Statt lieber tot im Graben zu liegen, musste er dann doch in Brüssel um Verlängerung für den Brexit-Termin bitten, nachdem auch der von ihm ausgehandelte Brexit-Deal mit einer Zollgrenze in der Irischen See keine Mehrheit im Parlament fand.
Und auch wenn er sich mit Labour-Oppositionsführer Jeremy Corbyn einig glaubte, keine vorgezogene Unterhauswahl zu wollen, blieb ihm am Ende keine Wahl als eine Unterhauswahl am 12. Dezember. "Wir haben es geschafft, ich möchte allen zum größten Wahlsieg seit den 1980er-Jahren gratulieren und jetzt können wir - den Brexit vollziehen."

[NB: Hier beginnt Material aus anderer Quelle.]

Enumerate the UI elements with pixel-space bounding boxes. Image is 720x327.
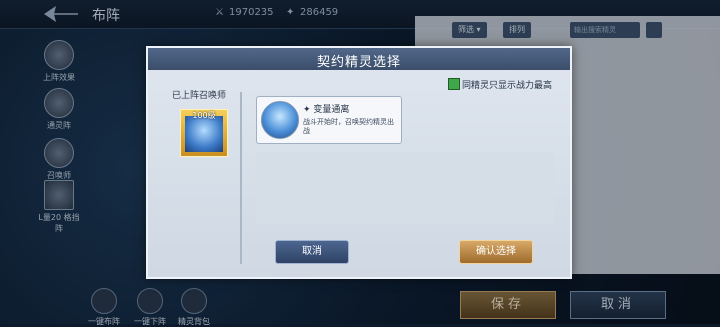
confirm-button[interactable]: 确认选择 xyxy=(459,240,533,264)
spirit-name: ✦ 变量通离 xyxy=(303,105,350,115)
spirit-avatar xyxy=(261,101,299,139)
spirit-card[interactable]: ✦ 变量通离 战斗开始时，召唤契约精灵出战 xyxy=(256,96,402,144)
summoner-level-tag: 100级 xyxy=(192,111,216,120)
deployed-summoner-title: 已上阵召唤师 xyxy=(171,91,226,101)
contract-spirit-dialog: 契约精灵选择 已上阵召唤师 100级 同精灵只显示战力最高 ✦ 变量通离 战斗开… xyxy=(146,46,572,279)
summoner-portrait xyxy=(185,116,223,152)
spirit-detail-area xyxy=(256,152,554,224)
checkbox-show-highest[interactable] xyxy=(448,78,460,90)
summoner-card[interactable]: 100级 xyxy=(180,109,228,157)
dialog-header: 契约精灵选择 xyxy=(148,48,570,70)
dialog-title: 契约精灵选择 xyxy=(316,55,401,70)
column-divider xyxy=(240,92,242,264)
checkbox-label: 同精灵只显示战力最高 xyxy=(462,81,553,91)
cancel-button[interactable]: 取消 xyxy=(275,240,349,264)
deployed-summoner-column: 已上阵召唤师 100级 xyxy=(156,76,242,272)
spirit-description: 战斗开始时，召唤契约精灵出战 xyxy=(303,118,394,135)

Satte Mehrheit bei Neuwahl
Das Mehrheitswahlrecht, eine gewisse Brexitdebatten-Müdigkeit und ein wankelmütiger Labourführer Corbyn hatten den Tories eine 80 Sitze Unterhausmehrheit beschert. Beste Voraussetzungen für den werdenden Vater in Downing Street Nummer 10 zu schalten und walten.

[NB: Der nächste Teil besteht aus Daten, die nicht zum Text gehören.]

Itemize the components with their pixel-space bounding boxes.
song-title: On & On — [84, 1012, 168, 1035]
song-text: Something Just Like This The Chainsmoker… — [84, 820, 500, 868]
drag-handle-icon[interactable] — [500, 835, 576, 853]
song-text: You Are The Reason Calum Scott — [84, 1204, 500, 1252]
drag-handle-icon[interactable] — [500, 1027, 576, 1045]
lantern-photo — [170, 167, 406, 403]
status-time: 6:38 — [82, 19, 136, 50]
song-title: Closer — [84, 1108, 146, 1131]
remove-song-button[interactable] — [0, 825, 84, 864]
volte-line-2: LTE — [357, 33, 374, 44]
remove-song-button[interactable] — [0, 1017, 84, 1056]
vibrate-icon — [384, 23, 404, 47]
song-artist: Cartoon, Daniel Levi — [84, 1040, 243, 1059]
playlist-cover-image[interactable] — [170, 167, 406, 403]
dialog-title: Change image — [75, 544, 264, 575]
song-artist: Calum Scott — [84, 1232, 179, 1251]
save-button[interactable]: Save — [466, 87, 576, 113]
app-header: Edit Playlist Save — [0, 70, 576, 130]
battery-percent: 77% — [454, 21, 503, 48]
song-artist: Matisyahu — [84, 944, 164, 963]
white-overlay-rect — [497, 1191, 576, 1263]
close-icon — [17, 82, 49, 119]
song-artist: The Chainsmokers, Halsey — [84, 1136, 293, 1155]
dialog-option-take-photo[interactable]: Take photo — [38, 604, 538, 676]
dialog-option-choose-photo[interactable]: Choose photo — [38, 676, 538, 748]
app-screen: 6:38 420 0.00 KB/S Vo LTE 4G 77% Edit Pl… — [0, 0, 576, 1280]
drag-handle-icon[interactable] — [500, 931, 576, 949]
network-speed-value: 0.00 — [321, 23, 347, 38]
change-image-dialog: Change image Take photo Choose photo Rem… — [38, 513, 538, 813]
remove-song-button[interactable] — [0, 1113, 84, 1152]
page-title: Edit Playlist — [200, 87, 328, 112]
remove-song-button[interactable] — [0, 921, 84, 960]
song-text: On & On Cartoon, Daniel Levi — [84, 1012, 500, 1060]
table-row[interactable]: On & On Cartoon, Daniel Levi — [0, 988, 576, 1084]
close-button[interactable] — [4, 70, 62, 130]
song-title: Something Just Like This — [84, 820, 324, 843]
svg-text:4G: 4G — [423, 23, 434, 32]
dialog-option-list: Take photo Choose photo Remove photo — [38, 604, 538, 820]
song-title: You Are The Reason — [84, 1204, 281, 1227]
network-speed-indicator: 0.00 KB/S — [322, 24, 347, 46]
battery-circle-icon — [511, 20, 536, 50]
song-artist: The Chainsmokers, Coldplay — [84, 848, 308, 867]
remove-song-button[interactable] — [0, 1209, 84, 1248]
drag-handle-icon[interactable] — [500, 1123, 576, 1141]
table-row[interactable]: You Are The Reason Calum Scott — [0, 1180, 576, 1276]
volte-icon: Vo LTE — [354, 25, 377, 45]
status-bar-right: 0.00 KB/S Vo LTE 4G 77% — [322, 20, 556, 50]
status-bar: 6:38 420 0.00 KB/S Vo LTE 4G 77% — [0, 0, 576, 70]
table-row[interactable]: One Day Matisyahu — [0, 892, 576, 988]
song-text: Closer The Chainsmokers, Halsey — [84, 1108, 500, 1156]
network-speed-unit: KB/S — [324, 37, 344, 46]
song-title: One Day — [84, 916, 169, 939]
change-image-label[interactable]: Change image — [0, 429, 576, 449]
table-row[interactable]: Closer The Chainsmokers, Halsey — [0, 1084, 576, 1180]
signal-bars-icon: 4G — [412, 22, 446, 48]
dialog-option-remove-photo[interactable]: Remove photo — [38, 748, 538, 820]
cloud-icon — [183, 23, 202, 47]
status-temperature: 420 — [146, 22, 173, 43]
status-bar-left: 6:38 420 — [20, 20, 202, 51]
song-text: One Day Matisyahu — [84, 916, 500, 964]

"Ich werde mich ins Zeug legen, um Ihre Prioritäten zu erfüllen", versprach der neue, alte Premierminister in seiner Neujahrsansprache. Der Brexit würde am 31. Januar vollzogen und Großbritannien wieder Kontrolle über seine Grenzen, sein Geld, seine Gesetze und seinen Handel bekommen, so Vertrauen schaffen und eine Flutwelle an Investitionen lostreten.
Mit der Kontrolle - das war wohl zunächst etwas übertrieben: Denn bis Ende des Jahres gilt eine Übergangsfrist und angesichts der stockenden Verhandlungen droht statt Kontrolle Chaos am Ende des Jahres durch einen harten Brexit.
Dessen fatale Wirtschaftsfolgen lassen sich natürlich jetzt prima durch Corona entschuldigen. Und diese anfangs auch von Johnson wohl eher als vernachlässigbare kleine Grippewelle betrachtete Pandemie hat den 1964 geborenen Alexander Boris de Pfeffel Johnson doch sehr alt aussehen lassen.
Wenn du durch die Hölle gehst, geh weiter...
Denn so phantastisch war das Gesundheitssystem, Test und Überwachungssystem von Corona dann doch nicht. Johnson musste eine Kehrtwende machen, den Lockdown anordnen und kam nach eigener Erkrankung Anfang April eher reumütig zurück und musste zugeben, dass "noch viele Familien ihre lieben Angehörigen verlieren werden".
Mit offiziell über 45.000 Corona-Toten, einem immer noch nicht wirkungsvollen Test- und Nachverfolgungssystem, einem massiven Wirtschaftseinbruch und ohne europäische Solidarität steht Johnson vor einer Herkulesaufgabe. Mit Keir Starmer als neuem Labour-Führer hat Johnson wieder einen ernstzunehmenden Kontrahenten, der mittlerweile populärer als er selbst ist.
An Boris Johnson scheiden sich ohnehin die Geister: Als einen der gefährlichsten Premierminister, die das Land jemals hatte, bezeichnete die Kolumnistin Yasmin Alibhai-Brown ihn neulich in einem Radiointerview und steht mit dieser Meinung wahrhaftig nicht allein. Boris Johnson spaltet das Land in einer extrem schwierigen Zeit. Spionage und Wahlbeeinflussung durch Russland, Kräftemessen mit China um Hong Kong und Huawei, ein taumelnder Freund Donald Trump im Weißen Haus, Brexit- und Corona Folgen.
Wenn Du durch die Hölle gehst, musst du einfach weitergehen. Vielleicht sollte der Churchill Bewunderer und -Biograph Johnson diesen Spruch seines Vorbildes gerade jetzt beherzigen.